Немного погодя, уяснив, что это лишь померещилось ему, он качнул головой, чуть усмехнулся и снова уронил голову на подушку. Как-то незаметно он позабыл о своих любовных терзаниях, уже так долго не дававших ему покоя. Их вытеснило явившееся ему только что не слишком приятное, жутковатое видение – худое, безжизненное старческое лицо, обтянутое тонкой, сухой, похожей на пергамент кожей, с мутными, остановившимися глазами, откуда-то из глубины черепа незряче и мёртво глядевшими в никуда.
Он сразу же узнал это лицо, хотя оно явилось ему лишь на мгновение, в коротком мимолётном полусне, а затем, едва он стряхнул с себя дрёму и открыл глаза, бесследно исчезло, растаяло, как уносимая ветром дымка. Да, это была она. Та, о скоропостижной кончине которой он узнал совсем недавно и в которую до сих пор не мог до конца поверить. Но теперь, после того как перед ним в сумрачном сонном видении возникло это застылое, неживое лицо с пустыми остекленелыми глазами, он вдруг почему-то окончательно и несомненно уверовал в то, что Доброй больше нет на этом свете.
Полуприкрыв глаза и чуть нахмурив лоб, Миша задумался и невольно стал перебирать в памяти события и эпизоды, связанные с почившей соседкой. И постепенно, шаг за шагом, перенёсся в мыслях на несколько месяцев назад, в то время, когда в их дворе откуда ни возьмись объявилась молчаливая, флегматичная с виду старуха со строго поджатыми губами, колючим, пронизывающим взглядом серых водянистых глаз и высокомерно-презрительным выражением на болезненно бледном, с коричневатым оттенком, лице. И поселилась в двухкомнатной квартире на втором этаже, грязные, потемневшие от пыли окна которой он созерцал незадолго до этого, стоя возле сарая.

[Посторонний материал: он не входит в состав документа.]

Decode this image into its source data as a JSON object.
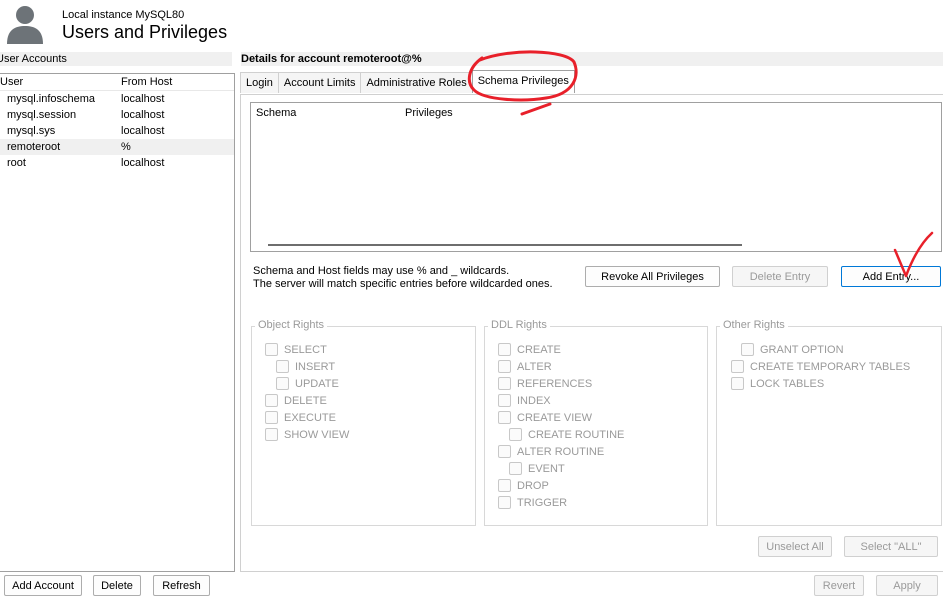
{
  "header": {
    "instance": "Local instance MySQL80",
    "title": "Users and Privileges"
  },
  "left": {
    "section_label": "User Accounts",
    "columns": [
      "User",
      "From Host"
    ],
    "rows": [
      {
        "user": "mysql.infoschema",
        "host": "localhost"
      },
      {
        "user": "mysql.session",
        "host": "localhost"
      },
      {
        "user": "mysql.sys",
        "host": "localhost"
      },
      {
        "user": "remoteroot",
        "host": "%"
      },
      {
        "user": "root",
        "host": "localhost"
      }
    ],
    "buttons": {
      "add": "Add Account",
      "delete": "Delete",
      "refresh": "Refresh"
    }
  },
  "details": {
    "label": "Details for account remoteroot@%",
    "tabs": [
      "Login",
      "Account Limits",
      "Administrative Roles",
      "Schema Privileges"
    ],
    "active_tab": "Schema Privileges",
    "table_columns": [
      "Schema",
      "Privileges"
    ],
    "hint_line1": "Schema and Host fields may use % and _ wildcards.",
    "hint_line2": "The server will match specific entries before wildcarded ones.",
    "buttons": {
      "revoke": "Revoke All Privileges",
      "delete_entry": "Delete Entry",
      "add_entry": "Add Entry..."
    },
    "groups": {
      "object": {
        "title": "Object Rights",
        "items": [
          "SELECT",
          "INSERT",
          "UPDATE",
          "DELETE",
          "EXECUTE",
          "SHOW VIEW"
        ]
      },
      "ddl": {
        "title": "DDL Rights",
        "items": [
          "CREATE",
          "ALTER",
          "REFERENCES",
          "INDEX",
          "CREATE VIEW",
          "CREATE ROUTINE",
          "ALTER ROUTINE",
          "EVENT",
          "DROP",
          "TRIGGER"
        ]
      },
      "other": {
        "title": "Other Rights",
        "items": [
          "GRANT OPTION",
          "CREATE TEMPORARY TABLES",
          "LOCK TABLES"
        ]
      }
    },
    "select_buttons": {
      "unselect": "Unselect All",
      "select_all": "Select \"ALL\""
    },
    "footer": {
      "revert": "Revert",
      "apply": "Apply"
    }
  },
  "colors": {
    "annotation": "#e8202a",
    "focus": "#0078d7"
  }
}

При этом он не мог не вспомнить также и о тех довольно любопытных персонажах, что обитали на этих квадратных метрах до появления новой жилицы. Это была хорошо известная всей округе пьяница и скандалистка Вера и её сожитель, как нетрудно догадаться, человек того же пошиба, имени которого никто из соседей так и не узнал. Эта сладкая парочка вела чрезвычайно буйную, разгульную жизнь, практически все свои неизвестно откуда бравшиеся доходы тратила на выпивку и закуску – с очевидным перевесом в пользу первой, – а свою квартиру превратила в самый настоящий притон для алкоголиков, бомжей и всевозможного сброда, разного рода мутных, подозрительных субъектов, чуть ли не ежедневно стекавшихся отовсюду по хорошо известному им адресу и приятно проводивших здесь время. Причём довольно часто приятное времяпрепровождение затягивалось далеко за полночь и заканчивалось весьма бурно – громким выяснением отношений, воплями, грохотом, рукоприкладством – и, как итог, приездом полиции и усмирением буянов. После этого обитатели весёлой квартиры на некоторое время затихали, уходили в подполье, пропадали из поля зрения, словно их и не было вовсе. Но ненадолго. Вскоре вспугнутые и разогнанные кто куда друзья-приятели возвращались и брались за старое. И жизнь на втором этаже снова била ключом, и всё продолжалось по-прежнему. И казалось, этому не будет конца.